Member of the Nevada Assembly from the 11th district
- In office December 18, 2018 – November 6, 2024
- Preceded by: Olivia Diaz
- Succeeded by: Cinthia Zermeño Moore

Personal details
- Born: 1963 (age 62–63) Cheyenne, Wyoming, U.S.
- Party: Democratic
- Children: 2

= Bea Duran =

American politician from Nevada

Beatrice "Bea" Angela Duran is an American politician and union grievance specialist from Las Vegas, Nevada, who was a member of the Nevada Assembly.

== Early life ==
Duran was born in 1963 in Cheyenne, Wyoming.

== Career ==
In 1986, Duran, then a waitress at the Four Queens Hotel and Casino, became active in the Culinary Workers Union, the Las Vegas-based Local 226 of UNITE HERE, and was on staff as the union achieved recognition there.

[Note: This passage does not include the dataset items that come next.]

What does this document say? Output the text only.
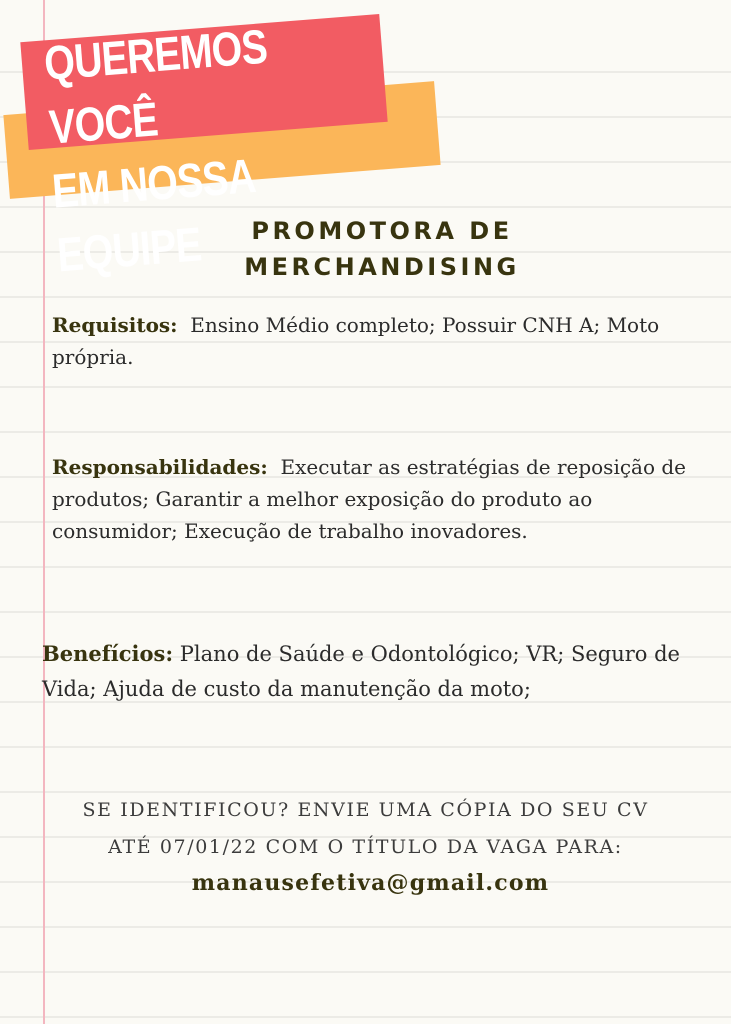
QUEREMOS VOCÊ
EM NOSSA EQUIPE	PROMOTORA DE
MERCHANDISING
Requisitos: Ensino Médio completo; Possuir CNH A; Moto própria.
Responsabilidades: Executar as estratégias de reposição de produtos; Garantir a melhor exposição do produto ao consumidor; Execução de trabalho inovadores.
Benefícios: Plano de Saúde e Odontológico; VR; Seguro de Vida; Ajuda de custo da manutenção da moto;
SE IDENTIFICOU? ENVIE UMA CÓPIA DO SEU CV
ATÉ 07/01/22 COM O TÍTULO DA VAGA PARA:
manausefetiva@gmail.com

Since 1999 she has worked as a staff member for the Culinary Union, where she was a grievance specialist with their Culinary Grievance Department.

=== Politics ===
In December 2018, the Clark County Commission appointed Duran as a Democratic member to represent the 11th district (portions of Las Vegas and North Las Vegas) of the Nevada Assembly, to replace Olivia Diaz (who had resigned from her Assembly seat soon after winning re-election, to run for the Las Vegas City Council).